Hotels in Zambia are mainly geared either towards business travellers or towards tourists on safari. Zambia’s top business hotels, which are of international standard, are concentrated in Lusaka and the Copperbelt region. Livingstone has several high quality tourist hotels, as well as safari lodges. There are also hotels in the smaller cities and near principal road junctions. It is advisable to book in advance and to obtain confirmation in writing. All bills are subject to a statutory 10% service charge; this will usually be included in quoted room rates.

Grading: Hotels are graded according to a 5-star system. The most basic places are ungraded.

Bed and breakfast

Zambia’s bed and breakfasts and guesthouses are found both in urban and rural areas and tend to be smaller than hotels, with simpler facilities and lower prices. They often have a more informal, family-run atmosphere.

Camping

Sites are available at most of the tourist centres, including several national parks. It is best to make reservations well in advance. If booking is more than four weeks in advance, some operators charge a 15% deposit. Prices may increase during peak periods. For further information, contact the Zambia National Tourist Board, who can supply a list of Zambian tour operators.

Other accommodation

Budget: Hostels aimed at backpackers and budget travellers are concentrated in the main travel and tourism hubs of Lusaka and Livingstone. Government-run rest houses and hostels are also available in many centres but they are very basic.

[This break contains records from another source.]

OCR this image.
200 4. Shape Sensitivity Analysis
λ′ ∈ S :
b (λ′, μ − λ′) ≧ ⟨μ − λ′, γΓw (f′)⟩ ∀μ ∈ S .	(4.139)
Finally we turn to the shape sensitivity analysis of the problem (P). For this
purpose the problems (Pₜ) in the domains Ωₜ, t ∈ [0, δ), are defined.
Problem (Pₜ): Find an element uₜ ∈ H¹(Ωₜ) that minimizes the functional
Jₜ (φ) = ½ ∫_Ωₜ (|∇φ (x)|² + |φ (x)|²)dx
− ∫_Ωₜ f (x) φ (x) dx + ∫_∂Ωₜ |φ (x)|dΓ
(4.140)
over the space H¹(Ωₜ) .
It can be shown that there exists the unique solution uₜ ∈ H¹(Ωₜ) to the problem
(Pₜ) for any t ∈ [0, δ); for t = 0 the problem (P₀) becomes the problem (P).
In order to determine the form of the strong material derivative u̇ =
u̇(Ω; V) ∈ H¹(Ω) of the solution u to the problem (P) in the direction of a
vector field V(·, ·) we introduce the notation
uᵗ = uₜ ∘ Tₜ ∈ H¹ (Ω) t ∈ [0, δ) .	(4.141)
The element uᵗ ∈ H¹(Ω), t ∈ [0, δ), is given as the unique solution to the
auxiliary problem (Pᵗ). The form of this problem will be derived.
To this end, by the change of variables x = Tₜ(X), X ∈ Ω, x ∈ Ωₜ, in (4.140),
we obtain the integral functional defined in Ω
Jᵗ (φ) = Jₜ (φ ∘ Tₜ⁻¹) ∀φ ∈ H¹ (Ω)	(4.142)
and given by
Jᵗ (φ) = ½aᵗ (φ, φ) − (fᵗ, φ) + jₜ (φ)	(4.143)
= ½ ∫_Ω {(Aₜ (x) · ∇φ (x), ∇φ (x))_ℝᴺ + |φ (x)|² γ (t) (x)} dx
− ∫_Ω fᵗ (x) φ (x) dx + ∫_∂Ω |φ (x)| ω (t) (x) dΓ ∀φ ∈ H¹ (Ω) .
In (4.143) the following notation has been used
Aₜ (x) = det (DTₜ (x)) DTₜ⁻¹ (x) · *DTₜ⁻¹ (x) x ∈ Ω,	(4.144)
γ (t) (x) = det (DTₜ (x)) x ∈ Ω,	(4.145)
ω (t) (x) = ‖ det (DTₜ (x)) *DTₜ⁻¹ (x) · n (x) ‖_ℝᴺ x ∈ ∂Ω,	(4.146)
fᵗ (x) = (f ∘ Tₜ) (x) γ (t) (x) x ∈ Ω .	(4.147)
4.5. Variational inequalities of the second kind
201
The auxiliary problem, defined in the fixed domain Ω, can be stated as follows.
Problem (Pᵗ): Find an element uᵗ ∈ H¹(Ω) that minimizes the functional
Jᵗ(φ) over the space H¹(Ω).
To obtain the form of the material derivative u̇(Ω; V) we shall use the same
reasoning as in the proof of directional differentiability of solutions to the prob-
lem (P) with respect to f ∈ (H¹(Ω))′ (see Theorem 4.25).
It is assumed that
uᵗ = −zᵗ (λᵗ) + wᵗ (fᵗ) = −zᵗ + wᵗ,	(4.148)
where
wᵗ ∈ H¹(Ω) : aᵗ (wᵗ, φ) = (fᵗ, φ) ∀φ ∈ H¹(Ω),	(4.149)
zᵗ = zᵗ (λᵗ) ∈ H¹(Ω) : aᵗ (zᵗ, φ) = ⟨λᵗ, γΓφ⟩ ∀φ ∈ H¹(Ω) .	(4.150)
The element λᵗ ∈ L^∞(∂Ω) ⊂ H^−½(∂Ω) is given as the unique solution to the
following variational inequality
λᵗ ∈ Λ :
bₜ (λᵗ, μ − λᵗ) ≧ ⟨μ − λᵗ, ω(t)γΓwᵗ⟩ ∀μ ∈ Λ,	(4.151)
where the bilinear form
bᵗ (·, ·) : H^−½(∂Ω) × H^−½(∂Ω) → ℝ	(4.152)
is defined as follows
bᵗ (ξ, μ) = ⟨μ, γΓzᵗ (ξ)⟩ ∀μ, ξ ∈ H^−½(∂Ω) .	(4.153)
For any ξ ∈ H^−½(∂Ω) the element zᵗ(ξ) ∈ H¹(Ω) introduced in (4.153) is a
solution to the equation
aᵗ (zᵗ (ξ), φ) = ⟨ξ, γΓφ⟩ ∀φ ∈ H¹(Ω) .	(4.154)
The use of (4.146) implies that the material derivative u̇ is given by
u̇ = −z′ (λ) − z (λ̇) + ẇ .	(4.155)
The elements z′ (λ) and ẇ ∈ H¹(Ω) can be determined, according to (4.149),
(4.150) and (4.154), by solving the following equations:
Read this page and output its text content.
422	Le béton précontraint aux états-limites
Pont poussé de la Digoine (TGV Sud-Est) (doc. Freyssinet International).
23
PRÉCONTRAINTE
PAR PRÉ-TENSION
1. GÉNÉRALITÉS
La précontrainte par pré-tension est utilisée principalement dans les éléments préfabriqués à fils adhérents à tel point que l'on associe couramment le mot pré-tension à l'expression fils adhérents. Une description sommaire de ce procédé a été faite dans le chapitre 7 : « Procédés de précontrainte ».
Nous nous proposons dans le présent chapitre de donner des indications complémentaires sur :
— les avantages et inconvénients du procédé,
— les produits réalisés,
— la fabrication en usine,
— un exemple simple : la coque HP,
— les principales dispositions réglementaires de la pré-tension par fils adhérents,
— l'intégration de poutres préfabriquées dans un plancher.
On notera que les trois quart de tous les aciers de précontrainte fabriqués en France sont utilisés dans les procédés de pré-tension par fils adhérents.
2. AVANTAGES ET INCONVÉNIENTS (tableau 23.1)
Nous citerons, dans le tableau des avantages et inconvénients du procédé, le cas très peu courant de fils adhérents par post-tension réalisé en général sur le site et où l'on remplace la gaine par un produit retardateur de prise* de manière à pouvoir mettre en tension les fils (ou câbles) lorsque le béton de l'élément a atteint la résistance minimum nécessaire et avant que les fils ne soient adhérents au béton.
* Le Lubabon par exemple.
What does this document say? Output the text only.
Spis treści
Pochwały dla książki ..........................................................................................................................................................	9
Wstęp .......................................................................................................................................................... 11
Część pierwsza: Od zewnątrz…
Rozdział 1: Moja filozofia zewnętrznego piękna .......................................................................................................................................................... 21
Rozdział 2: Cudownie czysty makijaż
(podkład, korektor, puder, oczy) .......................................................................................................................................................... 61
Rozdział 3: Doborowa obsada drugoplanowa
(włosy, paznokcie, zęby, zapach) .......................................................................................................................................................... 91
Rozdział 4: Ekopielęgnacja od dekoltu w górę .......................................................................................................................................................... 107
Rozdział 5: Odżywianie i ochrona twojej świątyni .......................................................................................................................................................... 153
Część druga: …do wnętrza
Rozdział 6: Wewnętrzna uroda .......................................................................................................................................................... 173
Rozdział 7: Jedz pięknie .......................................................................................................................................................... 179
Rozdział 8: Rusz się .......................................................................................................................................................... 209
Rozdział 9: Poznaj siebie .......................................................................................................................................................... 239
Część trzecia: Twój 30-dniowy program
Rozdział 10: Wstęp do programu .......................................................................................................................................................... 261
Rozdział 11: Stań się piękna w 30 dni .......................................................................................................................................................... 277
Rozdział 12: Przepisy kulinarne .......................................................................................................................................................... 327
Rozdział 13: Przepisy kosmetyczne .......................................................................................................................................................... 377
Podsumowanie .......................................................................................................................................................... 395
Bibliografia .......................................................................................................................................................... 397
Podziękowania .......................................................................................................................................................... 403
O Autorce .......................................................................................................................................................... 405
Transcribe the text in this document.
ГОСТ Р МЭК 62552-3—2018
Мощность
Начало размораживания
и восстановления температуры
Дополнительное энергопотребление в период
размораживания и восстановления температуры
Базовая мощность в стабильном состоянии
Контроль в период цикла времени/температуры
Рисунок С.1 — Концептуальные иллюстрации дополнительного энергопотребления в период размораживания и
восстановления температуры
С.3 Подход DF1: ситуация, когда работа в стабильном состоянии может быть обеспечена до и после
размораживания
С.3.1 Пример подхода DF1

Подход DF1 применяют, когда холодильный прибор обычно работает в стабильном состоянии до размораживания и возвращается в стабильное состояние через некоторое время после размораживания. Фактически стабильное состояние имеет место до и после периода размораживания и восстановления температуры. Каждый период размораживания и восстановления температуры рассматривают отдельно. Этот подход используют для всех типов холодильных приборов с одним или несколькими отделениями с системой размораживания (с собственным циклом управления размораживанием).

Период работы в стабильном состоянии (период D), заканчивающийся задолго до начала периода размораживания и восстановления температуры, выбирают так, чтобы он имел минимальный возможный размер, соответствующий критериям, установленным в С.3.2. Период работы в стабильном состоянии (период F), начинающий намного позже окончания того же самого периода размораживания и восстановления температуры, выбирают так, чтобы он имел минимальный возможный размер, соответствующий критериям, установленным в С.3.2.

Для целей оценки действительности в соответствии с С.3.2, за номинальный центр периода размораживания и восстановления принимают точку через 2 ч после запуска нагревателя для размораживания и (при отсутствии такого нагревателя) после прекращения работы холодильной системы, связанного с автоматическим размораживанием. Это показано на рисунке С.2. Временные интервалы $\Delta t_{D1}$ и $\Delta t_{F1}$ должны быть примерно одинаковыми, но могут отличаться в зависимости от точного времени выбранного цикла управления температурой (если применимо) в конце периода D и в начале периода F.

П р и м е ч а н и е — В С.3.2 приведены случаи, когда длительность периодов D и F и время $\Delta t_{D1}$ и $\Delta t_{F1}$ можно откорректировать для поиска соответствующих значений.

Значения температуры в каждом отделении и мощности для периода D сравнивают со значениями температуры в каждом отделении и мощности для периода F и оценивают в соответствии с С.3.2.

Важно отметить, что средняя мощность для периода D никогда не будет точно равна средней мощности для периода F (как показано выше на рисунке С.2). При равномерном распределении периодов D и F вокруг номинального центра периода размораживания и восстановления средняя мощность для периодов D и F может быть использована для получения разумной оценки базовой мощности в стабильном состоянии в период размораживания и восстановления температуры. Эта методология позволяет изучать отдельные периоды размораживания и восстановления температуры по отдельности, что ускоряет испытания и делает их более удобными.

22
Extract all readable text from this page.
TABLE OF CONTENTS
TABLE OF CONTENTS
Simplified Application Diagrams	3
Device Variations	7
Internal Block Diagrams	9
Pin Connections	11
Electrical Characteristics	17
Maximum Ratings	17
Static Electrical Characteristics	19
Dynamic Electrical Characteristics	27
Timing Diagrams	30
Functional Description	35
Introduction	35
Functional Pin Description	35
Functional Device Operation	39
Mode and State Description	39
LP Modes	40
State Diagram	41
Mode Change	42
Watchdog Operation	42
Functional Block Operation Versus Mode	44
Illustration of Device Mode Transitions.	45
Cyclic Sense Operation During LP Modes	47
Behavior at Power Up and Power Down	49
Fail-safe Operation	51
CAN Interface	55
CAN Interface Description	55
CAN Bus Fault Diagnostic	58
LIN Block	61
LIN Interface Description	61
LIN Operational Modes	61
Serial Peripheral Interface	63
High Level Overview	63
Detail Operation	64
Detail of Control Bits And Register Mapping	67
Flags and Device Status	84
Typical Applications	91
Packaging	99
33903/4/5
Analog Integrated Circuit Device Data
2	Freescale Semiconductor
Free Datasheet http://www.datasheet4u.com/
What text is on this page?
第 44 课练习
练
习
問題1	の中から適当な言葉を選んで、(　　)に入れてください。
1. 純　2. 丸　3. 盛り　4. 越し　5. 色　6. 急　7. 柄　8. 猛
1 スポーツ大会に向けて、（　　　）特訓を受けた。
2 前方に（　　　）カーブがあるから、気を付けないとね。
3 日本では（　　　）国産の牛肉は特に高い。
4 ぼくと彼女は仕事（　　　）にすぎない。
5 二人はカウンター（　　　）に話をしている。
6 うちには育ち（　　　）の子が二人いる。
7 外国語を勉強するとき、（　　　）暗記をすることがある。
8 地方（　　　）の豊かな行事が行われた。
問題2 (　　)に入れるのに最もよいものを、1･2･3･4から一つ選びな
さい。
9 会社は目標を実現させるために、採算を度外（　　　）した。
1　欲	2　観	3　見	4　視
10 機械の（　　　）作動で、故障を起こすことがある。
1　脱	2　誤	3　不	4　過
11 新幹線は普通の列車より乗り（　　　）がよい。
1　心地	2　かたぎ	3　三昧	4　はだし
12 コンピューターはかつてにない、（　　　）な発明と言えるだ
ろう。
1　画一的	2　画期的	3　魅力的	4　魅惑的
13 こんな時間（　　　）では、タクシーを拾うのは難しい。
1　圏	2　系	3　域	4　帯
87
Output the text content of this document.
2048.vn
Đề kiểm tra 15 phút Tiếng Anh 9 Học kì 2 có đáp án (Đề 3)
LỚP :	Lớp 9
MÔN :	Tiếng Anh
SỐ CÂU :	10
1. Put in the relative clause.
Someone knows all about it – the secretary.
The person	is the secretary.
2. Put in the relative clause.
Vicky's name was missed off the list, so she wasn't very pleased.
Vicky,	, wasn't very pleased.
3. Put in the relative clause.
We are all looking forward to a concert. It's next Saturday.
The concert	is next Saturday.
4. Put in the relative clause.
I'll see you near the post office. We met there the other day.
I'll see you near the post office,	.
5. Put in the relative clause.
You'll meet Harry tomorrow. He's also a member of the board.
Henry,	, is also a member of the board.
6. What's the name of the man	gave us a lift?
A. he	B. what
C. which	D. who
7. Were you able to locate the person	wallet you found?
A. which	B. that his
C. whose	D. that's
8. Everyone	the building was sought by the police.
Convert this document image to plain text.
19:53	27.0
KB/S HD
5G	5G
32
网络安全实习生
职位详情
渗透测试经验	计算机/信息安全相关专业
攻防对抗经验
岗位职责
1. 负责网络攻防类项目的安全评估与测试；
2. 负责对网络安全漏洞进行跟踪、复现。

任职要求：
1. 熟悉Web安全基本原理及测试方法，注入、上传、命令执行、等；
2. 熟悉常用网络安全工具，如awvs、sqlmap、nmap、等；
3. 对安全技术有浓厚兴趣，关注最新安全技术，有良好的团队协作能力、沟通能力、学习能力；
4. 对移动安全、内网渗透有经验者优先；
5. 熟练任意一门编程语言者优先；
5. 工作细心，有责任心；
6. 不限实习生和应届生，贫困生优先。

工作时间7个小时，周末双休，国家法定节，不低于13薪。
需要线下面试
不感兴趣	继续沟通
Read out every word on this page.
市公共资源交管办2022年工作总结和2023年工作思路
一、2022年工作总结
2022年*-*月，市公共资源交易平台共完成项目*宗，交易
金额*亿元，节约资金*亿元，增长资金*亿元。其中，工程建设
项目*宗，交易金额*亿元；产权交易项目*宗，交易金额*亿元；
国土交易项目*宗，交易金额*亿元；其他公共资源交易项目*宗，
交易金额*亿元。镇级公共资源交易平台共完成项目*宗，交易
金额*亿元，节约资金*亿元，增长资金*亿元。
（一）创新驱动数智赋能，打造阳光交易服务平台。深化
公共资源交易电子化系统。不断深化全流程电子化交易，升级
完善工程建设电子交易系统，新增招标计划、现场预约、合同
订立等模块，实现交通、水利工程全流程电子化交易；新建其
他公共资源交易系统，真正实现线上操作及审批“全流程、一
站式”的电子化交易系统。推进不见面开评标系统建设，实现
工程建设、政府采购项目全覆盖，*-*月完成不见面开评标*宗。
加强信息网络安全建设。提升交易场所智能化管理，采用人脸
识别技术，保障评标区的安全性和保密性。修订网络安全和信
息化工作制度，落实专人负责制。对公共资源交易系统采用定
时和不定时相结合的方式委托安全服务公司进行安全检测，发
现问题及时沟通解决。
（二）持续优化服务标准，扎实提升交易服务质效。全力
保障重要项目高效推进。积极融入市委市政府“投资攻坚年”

Safari lodges and camps: All lodges and many camps in the national parks are offered on a fully catered basis, with full board, game drives and other activities included in the rate. The most exclusive lodges are beautifully situated in prime wildlife-watching areas and have spacious, imaginative accommodation which makes good use of traditional local timber, thatch, textiles and craftwork to create an attractive, ecologically-sensitive atmosphere. Some camps are located in remote areas which are only accessible during the dry season. These are usually rebuilt every year.

Others are even more temporary – a fly camp, for example, may be created in a matter of hours to accommodate guests on a mobile safari. Despite their temporary nature, these can still be extremely comfortable, with private washing facilities attached to each tent. As the quality of accommodation and associated facilities varies enormously from one place to another, visitors intending to stay should contact the relevant tour operator/tourist office for detailed information.